Iran's Supreme Court has ordered a new investigation into the 2003 death of an Iranian-Canadian photojournalist while in custody, a judiciary spokesman said Tuesday, but the family's lawyer has responded to the news with skepticism.
Zahra Kazemi, 54, died in Iranian custody on July, 11, 2003, nearly three weeks after she was arrested for taking photographs outside the country's notorious Evin prison in Tehran during student protests.
Kazemi's family lawyer said the family is "very skeptical" about news of another investigation into the Montreal-based freelance journalist's death.
"Our past experience with the Iranian justice system has left us profoundly disappointed and we really question whether anything fair can come out of that process," said lawyer John Terry.

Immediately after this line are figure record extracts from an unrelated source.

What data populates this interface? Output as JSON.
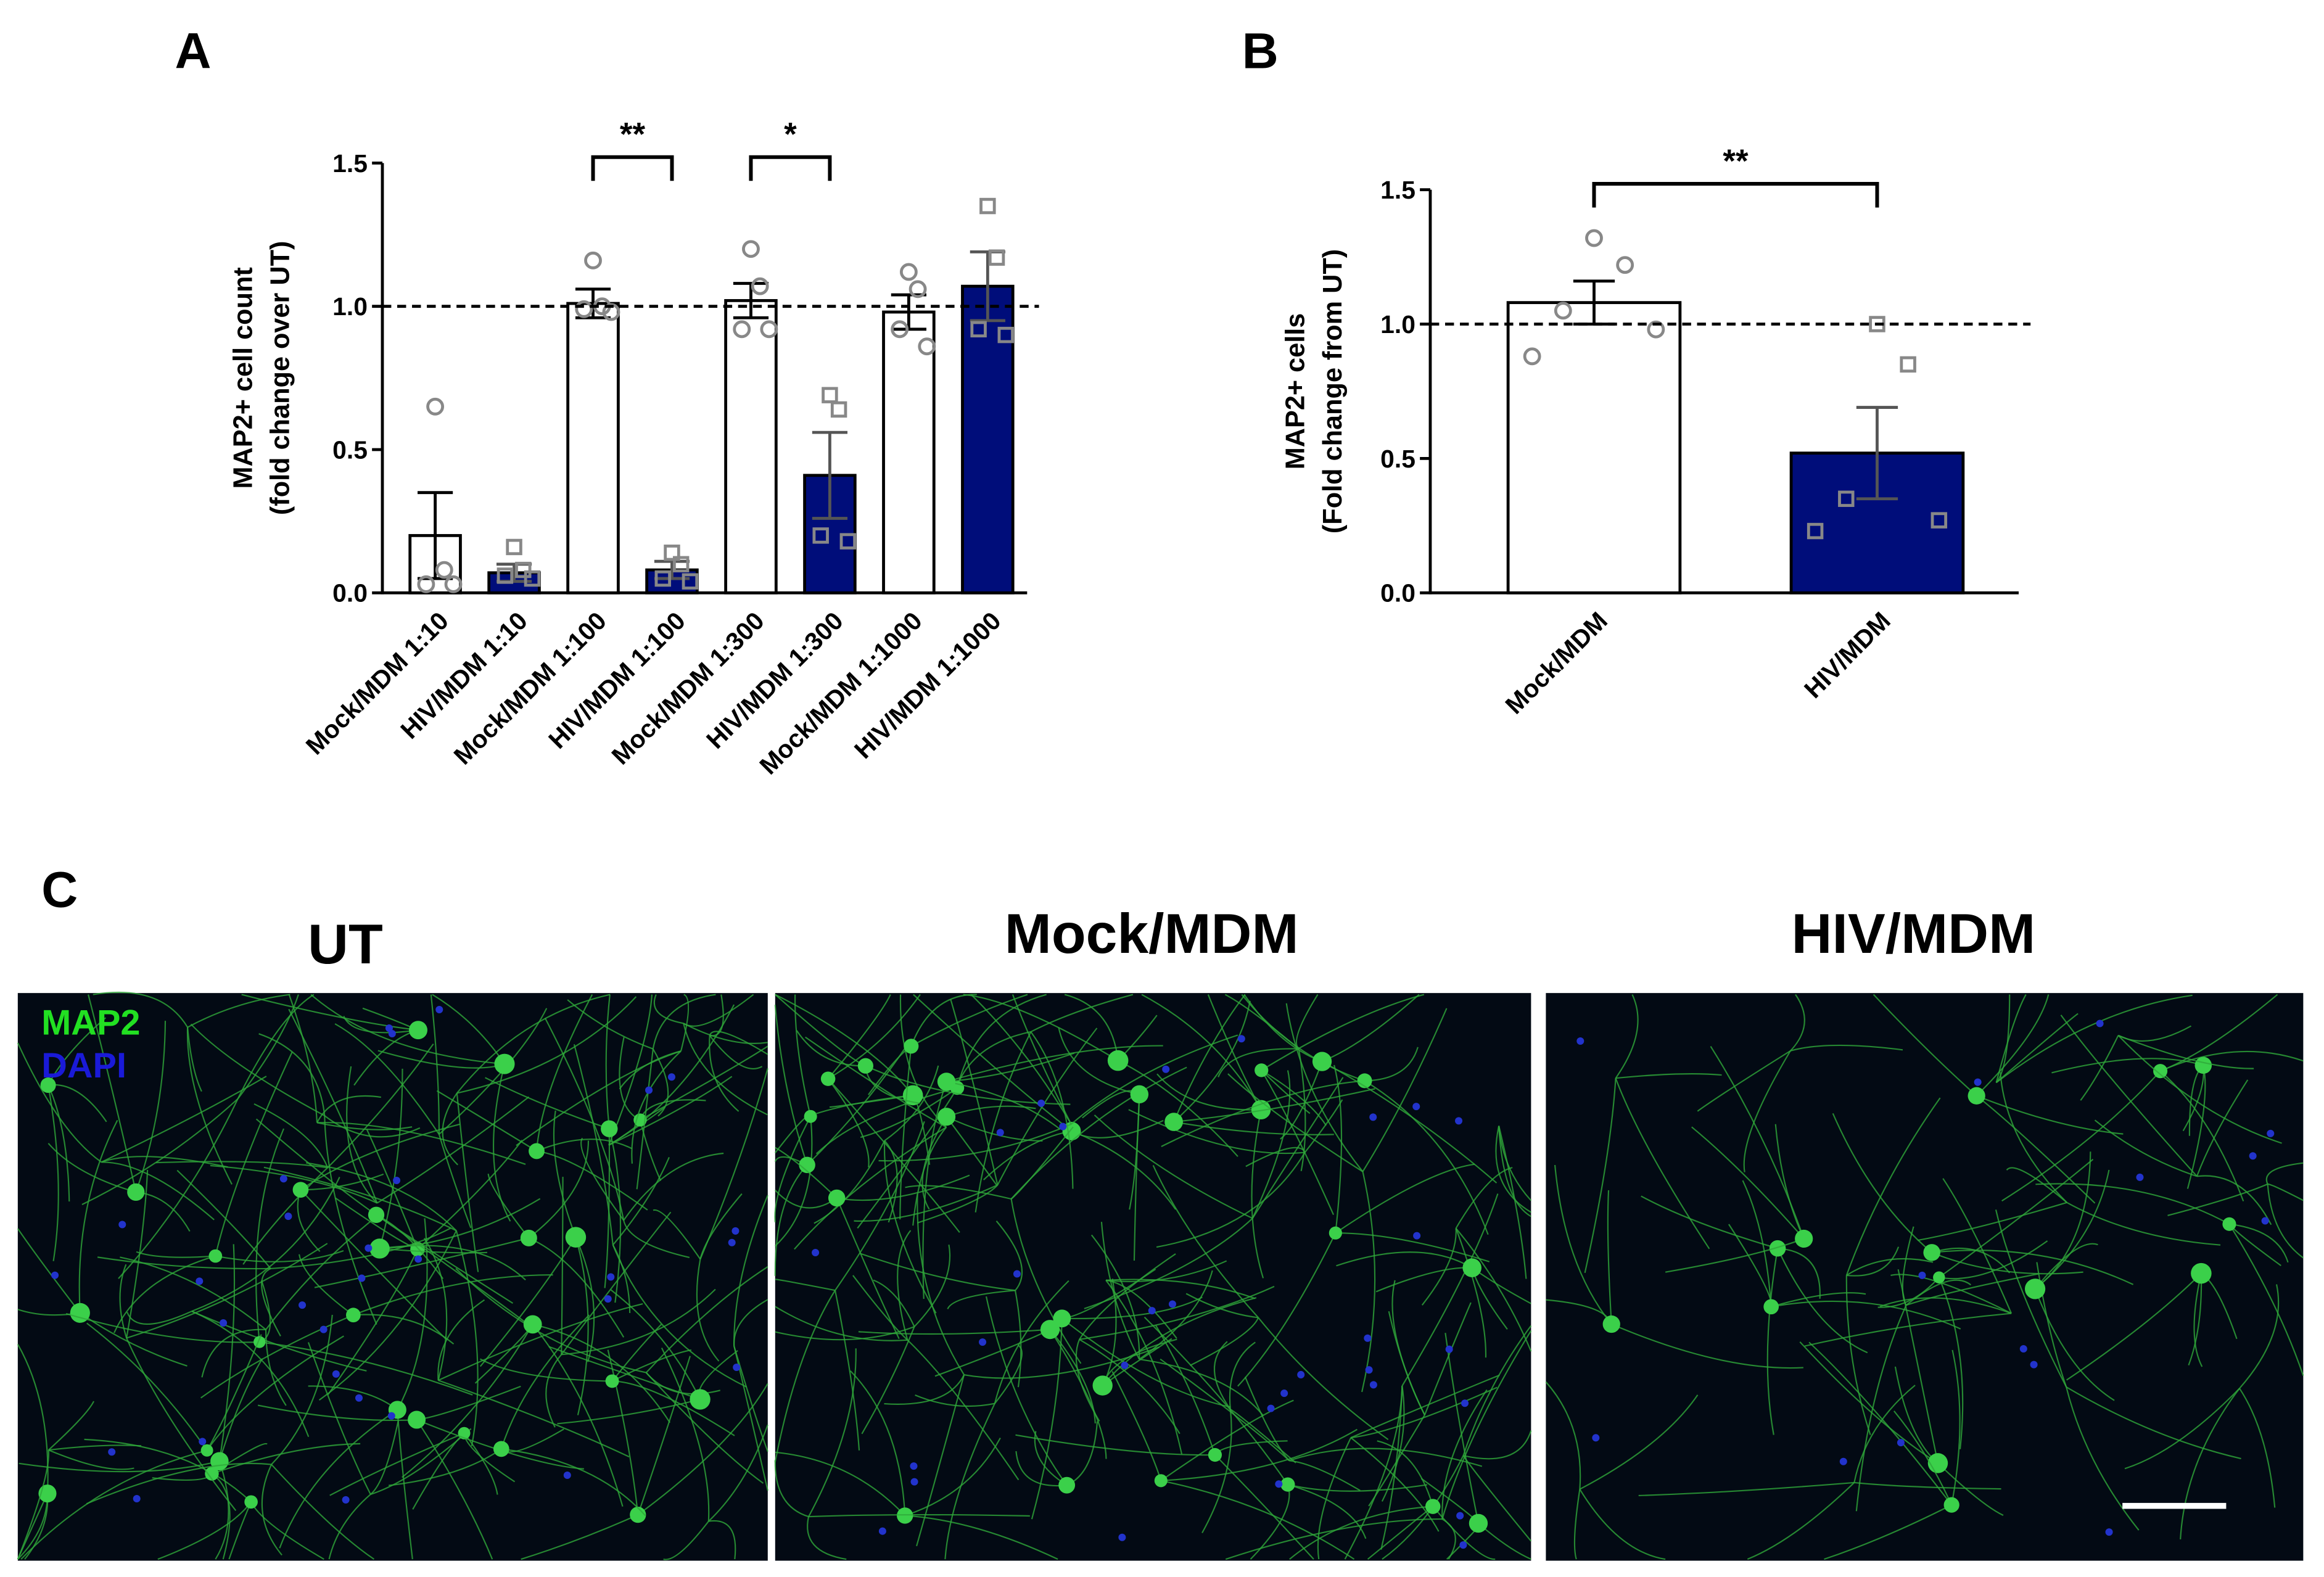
{
  "panel_labels": [
    "A",
    "B",
    "C"
  ],
  "chart_data": [
    {
      "type": "bar",
      "y_label": [
        "MAP2+ cell count",
        "(fold change over UT)"
      ],
      "categories": [
        "Mock/MDM 1:10",
        "HIV/MDM 1:10",
        "Mock/MDM 1:100",
        "HIV/MDM 1:100",
        "Mock/MDM 1:300",
        "HIV/MDM 1:300",
        "Mock/MDM 1:1000",
        "HIV/MDM 1:1000"
      ],
      "values": [
        0.2,
        0.07,
        1.01,
        0.08,
        1.02,
        0.41,
        0.98,
        1.07
      ],
      "errors": [
        0.15,
        0.03,
        0.05,
        0.03,
        0.06,
        0.15,
        0.06,
        0.12
      ],
      "points": [
        [
          0.65,
          0.08,
          0.03,
          0.03
        ],
        [
          0.16,
          0.08,
          0.06,
          0.05
        ],
        [
          1.16,
          1.0,
          0.99,
          0.98
        ],
        [
          0.14,
          0.1,
          0.05,
          0.04
        ],
        [
          1.2,
          1.07,
          0.92,
          0.92
        ],
        [
          0.69,
          0.64,
          0.2,
          0.18
        ],
        [
          1.12,
          1.06,
          0.92,
          0.86
        ],
        [
          1.35,
          1.17,
          0.92,
          0.9
        ]
      ],
      "colors": [
        "#ffffff",
        "#000d7a",
        "#ffffff",
        "#000d7a",
        "#ffffff",
        "#000d7a",
        "#ffffff",
        "#000d7a"
      ],
      "markers": [
        "circle",
        "square",
        "circle",
        "square",
        "circle",
        "square",
        "circle",
        "square"
      ],
      "reference_line": 1,
      "comparisons": [
        {
          "from": "Mock/MDM 1:100",
          "to": "HIV/MDM 1:100",
          "label": "**"
        },
        {
          "from": "Mock/MDM 1:300",
          "to": "HIV/MDM 1:300",
          "label": "*"
        }
      ],
      "ylim": [
        0,
        1.5
      ],
      "yticks": [
        {
          "value": 0,
          "label": "0.0"
        },
        {
          "value": 0.5,
          "label": "0.5"
        },
        {
          "value": 1,
          "label": "1.0"
        },
        {
          "value": 1.5,
          "label": "1.5"
        }
      ]
    },
    {
      "type": "bar",
      "y_label": [
        "MAP2+ cells",
        "(Fold change from UT)"
      ],
      "categories": [
        "Mock/MDM",
        "HIV/MDM"
      ],
      "values": [
        1.08,
        0.52
      ],
      "errors": [
        0.08,
        0.17
      ],
      "points": [
        [
          1.32,
          1.22,
          1.05,
          0.98,
          0.88
        ],
        [
          1.0,
          0.85,
          0.35,
          0.27,
          0.23
        ]
      ],
      "colors": [
        "#ffffff",
        "#000d7a"
      ],
      "markers": [
        "circle",
        "square"
      ],
      "reference_line": 1,
      "comparisons": [
        {
          "from": "Mock/MDM",
          "to": "HIV/MDM",
          "label": "**"
        }
      ],
      "ylim": [
        0,
        1.5
      ],
      "yticks": [
        {
          "value": 0,
          "label": "0.0"
        },
        {
          "value": 0.5,
          "label": "0.5"
        },
        {
          "value": 1,
          "label": "1.0"
        },
        {
          "value": 1.5,
          "label": "1.5"
        }
      ]
    }
  ],
  "images": {
    "titles": [
      "UT",
      "Mock/MDM",
      "HIV/MDM"
    ],
    "stain_legend": [
      "MAP2",
      "DAPI"
    ]
  }
}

Lawyers for Kazemi's family had requested an investigation into her death, arguing there were irregularities in the initial investigation and that the death was homicide, not an accident as originally ruled.
A presidential inquiry had found that Kazemi died from a fractured skull resulting from a "physical attack."
But in 2005, an Iranian court investigated the case and ruled she died from a fall after her blood pressure dropped during a hunger strike. The judges subsequently acquitted the sole accused in the case, an intelligence officer.
"Judges at the Supreme Court have objected to the [Iranian] court investigating the case, saying it was not competent to investigate the case," judiciary spokesperson Ali Reza Jamshidi told reporters Tuesday.
The Canadian government had rejected the 2005 Iranian court decision in part because Iran had not allowed Canadian observers at the otherwise open trial.
Iran has also rejected Ottawa's requests for Kazemi's body to be returned to Canada.